Unlike most New World regions, where large, easy-to-manage vineyards reign, Bodega Garzón’s 250 hectares of vineyard are a patchwork quilt of roughly 1,500 individual parcels, the aspect, exposure, and soil of each one allowing for hyperlocal experiments with any of the 10-plus grape varieties planted there. The clement climate allows for a wide range of grapes to be grown, and Bodega Garzón’s array—which includes heavy hitters such as albariño, pinot noir, pinot gris, merlot, and sauvignon blanc—is sure to appeal to almost any palate. However, from the entry-level reserva tier to the extremely limited petit clos collection, it is tannat that maintains pride of place in Bodega Garzón’s portfolio. Indigenous to southwestern France, tannat was popularized by Basque immigrants in the 1870s, whereafter it became the country’s signature grape.

Bodega Garzón produces an incredible amount of its fruity, fun, entry-level reserva tannat, a wine on which it has made its name around the world, but it honours Uruguay’s winemaking history best by using the grape in its high-end varietal bottlings and blends. Of the former, the 2022 Petit Clos Tannat shows off the structured tannic backbone that tannat is both famous for and potentially named after, and is laced with a moody amalgam of cherry, Seville orange, and tobacco flavours.

 

Bodega Garzón

 

Balasto, Bodega Garzón’s icon wine named after the ballast granite soils of the estate, blends tannat with cabernet franc, petit verdot, marselan, and merlot in various quantities depending on the vintage. The current release from the 2020 vintage is composed of 42 per cent tannat, 39 per cent cabernet franc, and 19 per cent petit verdot and provides a round, full-bodied tasting experience from which comparisons to other icon wines can be drawn while also offering a glimpse into the soul of Uruguay’s unique wine scene.
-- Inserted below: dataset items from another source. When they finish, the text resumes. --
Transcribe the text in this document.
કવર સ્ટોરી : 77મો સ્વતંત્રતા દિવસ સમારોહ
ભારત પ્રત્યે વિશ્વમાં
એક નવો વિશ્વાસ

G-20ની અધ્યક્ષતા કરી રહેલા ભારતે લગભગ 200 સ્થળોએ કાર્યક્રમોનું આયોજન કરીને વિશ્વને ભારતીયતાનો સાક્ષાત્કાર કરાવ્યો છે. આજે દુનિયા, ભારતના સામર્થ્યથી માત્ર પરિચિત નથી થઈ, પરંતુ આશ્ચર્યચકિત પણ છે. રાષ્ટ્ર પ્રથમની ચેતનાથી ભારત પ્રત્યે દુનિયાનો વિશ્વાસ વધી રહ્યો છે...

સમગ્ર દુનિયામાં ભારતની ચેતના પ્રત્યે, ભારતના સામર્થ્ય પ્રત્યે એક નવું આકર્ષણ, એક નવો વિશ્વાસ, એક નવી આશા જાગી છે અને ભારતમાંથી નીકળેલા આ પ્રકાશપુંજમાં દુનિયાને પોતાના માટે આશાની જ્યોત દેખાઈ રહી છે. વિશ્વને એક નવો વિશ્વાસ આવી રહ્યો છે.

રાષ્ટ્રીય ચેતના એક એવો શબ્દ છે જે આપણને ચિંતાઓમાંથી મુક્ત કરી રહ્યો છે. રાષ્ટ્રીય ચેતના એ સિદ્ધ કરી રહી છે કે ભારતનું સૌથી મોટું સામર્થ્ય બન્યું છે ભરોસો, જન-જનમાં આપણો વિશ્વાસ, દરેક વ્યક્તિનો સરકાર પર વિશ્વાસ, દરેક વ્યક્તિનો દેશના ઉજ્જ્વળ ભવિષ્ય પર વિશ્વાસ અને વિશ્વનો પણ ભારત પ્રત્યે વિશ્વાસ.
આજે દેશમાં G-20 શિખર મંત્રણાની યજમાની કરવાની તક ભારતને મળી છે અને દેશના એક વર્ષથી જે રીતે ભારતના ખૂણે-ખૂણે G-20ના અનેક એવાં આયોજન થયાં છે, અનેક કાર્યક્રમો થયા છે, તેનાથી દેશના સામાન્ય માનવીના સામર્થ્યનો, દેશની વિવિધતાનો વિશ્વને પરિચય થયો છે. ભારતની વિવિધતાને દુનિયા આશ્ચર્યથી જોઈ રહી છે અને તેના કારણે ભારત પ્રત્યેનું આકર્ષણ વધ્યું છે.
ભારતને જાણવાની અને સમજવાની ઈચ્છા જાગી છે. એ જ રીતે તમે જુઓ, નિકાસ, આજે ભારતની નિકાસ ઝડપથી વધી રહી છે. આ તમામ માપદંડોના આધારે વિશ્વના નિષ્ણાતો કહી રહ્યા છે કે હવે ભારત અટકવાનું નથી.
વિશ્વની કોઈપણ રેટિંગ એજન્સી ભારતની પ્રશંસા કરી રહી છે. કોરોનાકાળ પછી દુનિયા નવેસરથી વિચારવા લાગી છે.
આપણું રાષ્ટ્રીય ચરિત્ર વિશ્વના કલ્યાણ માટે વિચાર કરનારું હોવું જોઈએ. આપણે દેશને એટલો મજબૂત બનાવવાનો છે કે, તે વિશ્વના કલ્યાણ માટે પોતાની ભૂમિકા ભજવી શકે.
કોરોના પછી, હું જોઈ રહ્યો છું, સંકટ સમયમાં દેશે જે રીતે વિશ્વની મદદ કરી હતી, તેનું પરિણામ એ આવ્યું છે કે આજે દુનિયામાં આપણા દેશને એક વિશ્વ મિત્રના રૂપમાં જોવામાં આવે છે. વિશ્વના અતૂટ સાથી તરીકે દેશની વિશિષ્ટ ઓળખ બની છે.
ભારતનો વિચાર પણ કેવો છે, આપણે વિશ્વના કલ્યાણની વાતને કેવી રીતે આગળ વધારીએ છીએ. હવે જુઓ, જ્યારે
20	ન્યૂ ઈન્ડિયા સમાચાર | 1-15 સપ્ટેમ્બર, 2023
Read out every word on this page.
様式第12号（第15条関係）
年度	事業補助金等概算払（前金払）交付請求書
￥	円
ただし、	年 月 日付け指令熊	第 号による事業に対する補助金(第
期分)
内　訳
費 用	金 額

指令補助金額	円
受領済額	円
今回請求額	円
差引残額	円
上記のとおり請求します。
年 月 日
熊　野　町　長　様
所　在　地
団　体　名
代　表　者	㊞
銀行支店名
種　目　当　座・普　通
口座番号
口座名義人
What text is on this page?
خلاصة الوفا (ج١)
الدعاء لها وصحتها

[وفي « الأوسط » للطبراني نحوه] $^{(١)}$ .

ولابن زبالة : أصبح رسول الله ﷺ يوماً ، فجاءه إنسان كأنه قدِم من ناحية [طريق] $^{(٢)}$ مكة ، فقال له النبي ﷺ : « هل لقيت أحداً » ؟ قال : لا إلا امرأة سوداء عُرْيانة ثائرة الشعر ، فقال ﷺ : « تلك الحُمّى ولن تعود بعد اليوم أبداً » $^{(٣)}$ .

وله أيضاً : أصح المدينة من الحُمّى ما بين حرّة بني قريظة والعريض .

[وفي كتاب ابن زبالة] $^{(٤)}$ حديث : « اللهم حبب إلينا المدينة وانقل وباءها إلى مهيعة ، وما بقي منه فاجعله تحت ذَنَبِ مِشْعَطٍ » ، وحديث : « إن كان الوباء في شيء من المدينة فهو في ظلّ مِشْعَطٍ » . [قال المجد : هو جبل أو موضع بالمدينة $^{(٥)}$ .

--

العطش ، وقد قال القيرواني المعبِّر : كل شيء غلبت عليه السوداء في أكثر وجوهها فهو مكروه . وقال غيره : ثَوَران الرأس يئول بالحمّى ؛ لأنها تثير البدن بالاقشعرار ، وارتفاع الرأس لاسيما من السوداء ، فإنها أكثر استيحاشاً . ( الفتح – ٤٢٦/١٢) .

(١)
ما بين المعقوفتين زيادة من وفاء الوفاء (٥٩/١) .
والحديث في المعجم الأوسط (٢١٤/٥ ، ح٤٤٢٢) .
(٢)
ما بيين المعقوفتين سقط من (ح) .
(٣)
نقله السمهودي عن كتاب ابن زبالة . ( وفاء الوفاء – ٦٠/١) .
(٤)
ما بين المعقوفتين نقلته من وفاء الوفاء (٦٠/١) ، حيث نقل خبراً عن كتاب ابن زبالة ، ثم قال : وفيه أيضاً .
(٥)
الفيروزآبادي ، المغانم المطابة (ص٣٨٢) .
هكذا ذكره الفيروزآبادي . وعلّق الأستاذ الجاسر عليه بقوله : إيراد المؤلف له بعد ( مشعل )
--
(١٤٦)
With its long and storied winemaking history, Uruguay is no stranger to the vine. Perfect for pairing with the country’s by-and-large spectacular cuts of beef, its tannat-based wines have kept thirsty citizens hydrated and happy for many years. But it is only in the last decade and a half that the “Switzerland of South America” has arrived on the world wine stage—thanks to Bodega Garzón. With its impressive wines farmed in a stunning setting, Bodega Garzón has almost singlehandedly defined what Uruguayan wine both is today and can be in the future. Wind farms be damned.